In September 1990, Smith abruptly withdrew the Bulldogs from AJPW's annual World's Strongest Tag Determination League by returning to the WWF, and fabricating to the All-Japan office that Billington had been in a serious car accident and couldn't compete. Since Smith had trademarked the term "The British Bulldog" during the Bulldogs' previous run in the WWF, he decided to return to the WWF as The British Bulldog and sent people to the United Kingdom to warn the promoter every time a flyer was distributed promoting Billington as a "British Bulldog." As a result of these actions, Billington passionately despised Smith for a long time. Johnny Smith took Davey Boy Smith's spot in the World's Strongest Tag Determination League, and the duo (known as The British Bruisers) continued to compete in All-Japan Pro Wrestling. The duo managed to capture the All Asia Tag Team Championship, but the partnership was short-lived; the years of steroid abuse, working a high-impact style and cocaine usage caught up with Billington and he announced his retirement on 6 December 1991, although he did make an occasional comeback, wrestling his last match on 10 October 1996.

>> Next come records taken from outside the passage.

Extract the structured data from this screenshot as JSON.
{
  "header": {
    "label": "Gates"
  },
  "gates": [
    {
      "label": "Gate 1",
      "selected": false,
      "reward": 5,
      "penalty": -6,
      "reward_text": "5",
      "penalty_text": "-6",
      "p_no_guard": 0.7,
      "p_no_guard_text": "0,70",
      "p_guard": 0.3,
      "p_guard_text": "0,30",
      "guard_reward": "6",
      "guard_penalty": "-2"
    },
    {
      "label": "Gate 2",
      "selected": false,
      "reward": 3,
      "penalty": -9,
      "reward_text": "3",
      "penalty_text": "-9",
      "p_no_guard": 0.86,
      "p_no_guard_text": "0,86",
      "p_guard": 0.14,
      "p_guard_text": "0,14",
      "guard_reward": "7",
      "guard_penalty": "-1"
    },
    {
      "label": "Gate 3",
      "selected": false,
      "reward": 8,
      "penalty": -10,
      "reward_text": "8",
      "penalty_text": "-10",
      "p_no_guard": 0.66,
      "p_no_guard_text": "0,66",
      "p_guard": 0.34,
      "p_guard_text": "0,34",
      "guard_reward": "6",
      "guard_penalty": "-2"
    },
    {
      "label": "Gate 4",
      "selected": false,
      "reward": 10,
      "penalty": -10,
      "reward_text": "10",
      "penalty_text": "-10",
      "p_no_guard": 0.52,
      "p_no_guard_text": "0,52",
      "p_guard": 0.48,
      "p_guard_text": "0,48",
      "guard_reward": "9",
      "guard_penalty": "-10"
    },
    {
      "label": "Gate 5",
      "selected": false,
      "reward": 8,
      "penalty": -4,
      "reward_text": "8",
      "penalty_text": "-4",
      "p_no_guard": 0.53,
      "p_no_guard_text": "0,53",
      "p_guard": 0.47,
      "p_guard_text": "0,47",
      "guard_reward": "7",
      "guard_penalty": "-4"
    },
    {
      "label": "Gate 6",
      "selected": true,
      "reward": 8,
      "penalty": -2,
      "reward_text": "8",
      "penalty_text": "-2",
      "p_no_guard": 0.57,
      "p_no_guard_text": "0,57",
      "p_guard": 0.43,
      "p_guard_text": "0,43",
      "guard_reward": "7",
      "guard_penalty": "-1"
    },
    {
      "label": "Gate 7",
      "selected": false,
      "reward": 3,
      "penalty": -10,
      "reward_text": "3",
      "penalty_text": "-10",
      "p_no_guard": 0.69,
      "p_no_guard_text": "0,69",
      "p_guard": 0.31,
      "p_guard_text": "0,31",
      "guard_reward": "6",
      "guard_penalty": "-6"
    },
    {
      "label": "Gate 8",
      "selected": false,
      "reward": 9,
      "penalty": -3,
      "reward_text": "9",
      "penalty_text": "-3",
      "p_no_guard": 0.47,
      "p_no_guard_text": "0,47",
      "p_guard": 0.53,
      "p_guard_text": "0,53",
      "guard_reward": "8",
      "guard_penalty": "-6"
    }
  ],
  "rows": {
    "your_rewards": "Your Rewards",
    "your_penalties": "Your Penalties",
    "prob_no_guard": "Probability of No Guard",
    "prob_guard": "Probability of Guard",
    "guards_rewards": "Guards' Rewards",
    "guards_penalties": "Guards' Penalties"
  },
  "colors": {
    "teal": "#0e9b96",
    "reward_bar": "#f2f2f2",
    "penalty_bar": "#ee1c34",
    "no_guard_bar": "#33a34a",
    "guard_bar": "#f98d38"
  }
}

After the breakup of The British Bulldogs tag team, Smith wrestled for the World Wrestling Federation (WWF) 1990–1992, 1994–1997 and 1999–2000, and for World Championship Wrestling (WCW) in 1993 and 1998.

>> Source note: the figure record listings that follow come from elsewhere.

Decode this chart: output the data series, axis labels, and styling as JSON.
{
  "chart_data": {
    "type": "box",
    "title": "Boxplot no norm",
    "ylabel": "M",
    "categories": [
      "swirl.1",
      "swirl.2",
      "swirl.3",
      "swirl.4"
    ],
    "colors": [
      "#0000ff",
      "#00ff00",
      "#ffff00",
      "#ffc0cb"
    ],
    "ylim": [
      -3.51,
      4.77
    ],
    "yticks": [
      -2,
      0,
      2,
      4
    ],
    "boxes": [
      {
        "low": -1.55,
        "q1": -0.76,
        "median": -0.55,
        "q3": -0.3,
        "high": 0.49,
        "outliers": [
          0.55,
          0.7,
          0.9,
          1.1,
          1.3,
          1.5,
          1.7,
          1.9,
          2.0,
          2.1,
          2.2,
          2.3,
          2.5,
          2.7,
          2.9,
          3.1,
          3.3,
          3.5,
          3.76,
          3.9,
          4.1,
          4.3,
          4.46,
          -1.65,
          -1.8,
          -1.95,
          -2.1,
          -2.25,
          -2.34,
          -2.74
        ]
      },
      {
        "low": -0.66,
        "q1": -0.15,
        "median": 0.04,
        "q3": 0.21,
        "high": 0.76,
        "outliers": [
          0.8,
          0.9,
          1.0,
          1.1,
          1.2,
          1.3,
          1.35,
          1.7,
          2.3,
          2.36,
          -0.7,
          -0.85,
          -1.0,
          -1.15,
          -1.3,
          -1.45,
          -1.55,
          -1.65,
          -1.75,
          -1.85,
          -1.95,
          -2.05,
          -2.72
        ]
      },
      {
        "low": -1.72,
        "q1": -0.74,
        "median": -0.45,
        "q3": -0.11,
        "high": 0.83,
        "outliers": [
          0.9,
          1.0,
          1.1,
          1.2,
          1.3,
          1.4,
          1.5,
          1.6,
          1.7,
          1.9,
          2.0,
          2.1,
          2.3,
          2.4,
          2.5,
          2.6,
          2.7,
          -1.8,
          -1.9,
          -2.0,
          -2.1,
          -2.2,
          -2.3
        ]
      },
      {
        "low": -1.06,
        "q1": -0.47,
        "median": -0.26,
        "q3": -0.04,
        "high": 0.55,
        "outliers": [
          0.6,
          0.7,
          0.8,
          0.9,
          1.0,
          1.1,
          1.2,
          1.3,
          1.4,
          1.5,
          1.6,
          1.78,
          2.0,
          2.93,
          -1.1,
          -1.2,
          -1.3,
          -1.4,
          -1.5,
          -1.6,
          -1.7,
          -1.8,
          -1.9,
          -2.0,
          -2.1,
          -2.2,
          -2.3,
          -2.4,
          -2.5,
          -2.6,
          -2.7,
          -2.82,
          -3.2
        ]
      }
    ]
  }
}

Smith died of a heart attack on 18 May 2002 at the age of 39. Billington, who had been in a wheelchair since August 1997, died on 5 December 2018 on his 60th birthday.

==Championships and accomplishments==
- All Japan Pro Wrestling
  - World's Strongest Tag Determination League Fighting Spirit Award (1984, 1985)
- Pro Wrestling Illustrated
  - Ranked #5 in the top 100 tag teams of the "PWI Years" in 2003
- Stampede Wrestling
  - Stampede International Tag Team Championship (2 times)
- World Wrestling Federation
  - WWF World Tag Team Championship (1 time)

== Other media ==
The British Bulldogs were made into action figures, first in 1986 during the LJN WWF Wrestling Superstars line and in the mid-2000s Classic Superstars line by Jakks Pacific. They were available separately as well as packaged together. The Classic Superstars double pack also included their bulldog mascot, Matilda. Both versions are highly sought after by collectors and prices can be well over hundreds of dollars in mint condition especially for Billington, as figures of him were not produced as much as Smith, who gained fame in both WWF and WCW after the Bulldogs' split while Billington wrestled primarily overseas, most notably in Japan and whose career was cut short due to injuries. Many collectors who have obtained the figures consider them among their most prized pieces.